When I launched the Speech Commands dataset last year I wasn’t quite sure what to expect, but I’ve been very happy to see all the creative ways people have used it, like guiding embedded optimizations or testing new model architectures. The best part has been all the conversations I’ve ended up having because of it, and how much I’ve learned about the area of microcontroller machine learning from other people in the field.

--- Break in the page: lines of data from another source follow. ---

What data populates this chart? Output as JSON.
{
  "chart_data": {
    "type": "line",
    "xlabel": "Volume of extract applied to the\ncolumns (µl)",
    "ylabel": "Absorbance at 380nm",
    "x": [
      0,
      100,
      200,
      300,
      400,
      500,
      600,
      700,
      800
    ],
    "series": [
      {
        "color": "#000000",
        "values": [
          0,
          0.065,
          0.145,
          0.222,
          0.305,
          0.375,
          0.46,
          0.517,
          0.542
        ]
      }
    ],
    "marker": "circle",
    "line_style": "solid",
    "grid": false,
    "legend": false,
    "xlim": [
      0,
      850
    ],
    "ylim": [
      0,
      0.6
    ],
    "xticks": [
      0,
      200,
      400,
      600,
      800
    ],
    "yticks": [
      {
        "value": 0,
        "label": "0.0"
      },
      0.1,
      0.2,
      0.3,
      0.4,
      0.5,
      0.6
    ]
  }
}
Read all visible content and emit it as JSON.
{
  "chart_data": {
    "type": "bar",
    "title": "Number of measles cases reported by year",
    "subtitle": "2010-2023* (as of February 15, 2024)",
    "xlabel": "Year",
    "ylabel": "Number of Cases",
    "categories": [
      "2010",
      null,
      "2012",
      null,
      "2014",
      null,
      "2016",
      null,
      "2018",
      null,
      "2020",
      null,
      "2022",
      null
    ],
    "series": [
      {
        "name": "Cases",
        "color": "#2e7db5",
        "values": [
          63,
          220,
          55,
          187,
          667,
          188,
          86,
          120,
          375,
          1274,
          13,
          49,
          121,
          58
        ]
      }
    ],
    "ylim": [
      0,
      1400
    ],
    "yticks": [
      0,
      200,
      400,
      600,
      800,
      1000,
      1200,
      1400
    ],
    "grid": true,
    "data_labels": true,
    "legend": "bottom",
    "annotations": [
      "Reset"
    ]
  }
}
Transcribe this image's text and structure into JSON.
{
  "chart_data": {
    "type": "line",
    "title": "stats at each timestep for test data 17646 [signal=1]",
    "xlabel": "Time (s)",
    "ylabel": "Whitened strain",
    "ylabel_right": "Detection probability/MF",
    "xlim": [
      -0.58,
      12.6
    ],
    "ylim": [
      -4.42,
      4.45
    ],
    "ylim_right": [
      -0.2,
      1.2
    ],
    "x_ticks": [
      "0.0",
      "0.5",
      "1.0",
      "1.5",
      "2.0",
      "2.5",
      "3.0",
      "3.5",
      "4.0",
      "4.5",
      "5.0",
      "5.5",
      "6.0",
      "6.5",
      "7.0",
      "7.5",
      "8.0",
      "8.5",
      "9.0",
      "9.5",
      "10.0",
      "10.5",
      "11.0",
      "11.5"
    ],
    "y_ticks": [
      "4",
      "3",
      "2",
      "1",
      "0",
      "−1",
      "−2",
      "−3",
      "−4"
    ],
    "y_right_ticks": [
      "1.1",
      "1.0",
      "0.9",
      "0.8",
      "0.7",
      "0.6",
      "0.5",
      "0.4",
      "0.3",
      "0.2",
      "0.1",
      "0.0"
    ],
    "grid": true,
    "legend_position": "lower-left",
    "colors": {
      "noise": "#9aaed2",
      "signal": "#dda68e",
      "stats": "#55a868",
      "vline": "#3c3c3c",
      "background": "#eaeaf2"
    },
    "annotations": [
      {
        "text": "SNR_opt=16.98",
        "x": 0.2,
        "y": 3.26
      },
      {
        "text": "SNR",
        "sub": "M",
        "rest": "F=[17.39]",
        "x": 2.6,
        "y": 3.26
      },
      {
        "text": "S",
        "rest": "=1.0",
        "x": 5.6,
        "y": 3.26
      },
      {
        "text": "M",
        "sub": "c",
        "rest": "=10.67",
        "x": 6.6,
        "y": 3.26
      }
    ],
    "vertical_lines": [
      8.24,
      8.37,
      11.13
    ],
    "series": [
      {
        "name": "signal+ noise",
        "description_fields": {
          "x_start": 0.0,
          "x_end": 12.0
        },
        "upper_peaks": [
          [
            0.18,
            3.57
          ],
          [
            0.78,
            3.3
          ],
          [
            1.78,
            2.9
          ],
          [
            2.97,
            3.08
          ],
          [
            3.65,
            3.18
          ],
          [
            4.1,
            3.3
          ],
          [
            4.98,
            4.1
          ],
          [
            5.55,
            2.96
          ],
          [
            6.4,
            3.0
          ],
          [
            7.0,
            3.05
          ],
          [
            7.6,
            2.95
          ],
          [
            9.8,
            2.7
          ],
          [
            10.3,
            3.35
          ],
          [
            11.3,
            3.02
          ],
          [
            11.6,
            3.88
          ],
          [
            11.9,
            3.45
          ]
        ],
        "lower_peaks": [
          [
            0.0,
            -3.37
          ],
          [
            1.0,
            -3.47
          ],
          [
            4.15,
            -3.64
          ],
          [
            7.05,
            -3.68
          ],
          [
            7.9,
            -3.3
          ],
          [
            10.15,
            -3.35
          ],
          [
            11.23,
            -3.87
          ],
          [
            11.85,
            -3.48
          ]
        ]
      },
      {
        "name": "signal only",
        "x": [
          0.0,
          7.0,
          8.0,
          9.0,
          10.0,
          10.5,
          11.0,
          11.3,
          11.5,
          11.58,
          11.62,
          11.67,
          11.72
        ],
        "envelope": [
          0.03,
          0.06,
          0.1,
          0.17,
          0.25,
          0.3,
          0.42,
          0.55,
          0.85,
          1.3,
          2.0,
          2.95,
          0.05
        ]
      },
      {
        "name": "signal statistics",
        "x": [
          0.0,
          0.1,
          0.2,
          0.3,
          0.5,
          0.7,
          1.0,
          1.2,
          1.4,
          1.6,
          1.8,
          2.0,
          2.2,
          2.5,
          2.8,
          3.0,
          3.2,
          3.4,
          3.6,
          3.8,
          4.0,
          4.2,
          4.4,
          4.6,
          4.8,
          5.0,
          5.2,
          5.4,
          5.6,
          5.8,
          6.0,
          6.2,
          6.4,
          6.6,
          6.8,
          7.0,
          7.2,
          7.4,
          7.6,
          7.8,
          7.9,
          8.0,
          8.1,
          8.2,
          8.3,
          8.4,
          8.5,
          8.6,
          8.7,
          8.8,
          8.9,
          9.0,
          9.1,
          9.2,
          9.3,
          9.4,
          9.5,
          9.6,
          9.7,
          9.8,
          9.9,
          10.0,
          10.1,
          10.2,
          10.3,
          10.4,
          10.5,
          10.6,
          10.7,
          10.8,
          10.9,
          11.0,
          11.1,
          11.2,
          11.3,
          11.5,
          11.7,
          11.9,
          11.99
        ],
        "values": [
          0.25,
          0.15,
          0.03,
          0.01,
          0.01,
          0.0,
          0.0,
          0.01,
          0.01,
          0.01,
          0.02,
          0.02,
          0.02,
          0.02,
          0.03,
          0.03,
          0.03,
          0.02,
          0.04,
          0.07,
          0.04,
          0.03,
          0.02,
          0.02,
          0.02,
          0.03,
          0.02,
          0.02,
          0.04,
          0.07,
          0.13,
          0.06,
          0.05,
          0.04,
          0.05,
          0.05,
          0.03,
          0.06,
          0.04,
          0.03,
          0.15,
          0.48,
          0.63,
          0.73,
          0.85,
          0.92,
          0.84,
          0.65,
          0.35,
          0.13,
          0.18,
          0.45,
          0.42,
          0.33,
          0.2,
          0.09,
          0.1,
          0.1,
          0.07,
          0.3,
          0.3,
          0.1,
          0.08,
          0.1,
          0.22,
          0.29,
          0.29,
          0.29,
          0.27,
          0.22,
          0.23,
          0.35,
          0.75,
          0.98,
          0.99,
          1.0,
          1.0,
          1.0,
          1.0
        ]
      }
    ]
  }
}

Having a lot of eyes on the data (especially through the Kaggle competition) gave me a lot more insight into how to improve its quality, and there’s been a steady stream of volunteers donating their voices to expand the number of utterances. I also had a lot of requests for a paper giving more details on the dataset, especially covering how it was collected and what the best approaches to benchmarking accuracy were. With all of that in mind, I spent the past few weeks gathering the voice data that had been donated recently, improving the labeling process, and documenting it all in much more depth. I’m pleased to say that the resulting paper is now up on Arxiv, and you can download the expanded and improved archive of over one hundred thousand utterances. The folder layout is still compatible with the first version, so to run the example training script from the tutorial, you can just execute:
python tensorflow/examples/speech_commands/train.py \ --data_url=http://download.tensorflow.org/data/speech_commands_v0.02.tar.gz
I’m looking forward to hearing more about how you’re using the dataset, and continuing the conversations it has already sparked, so I hope you have as much fun with it as I have!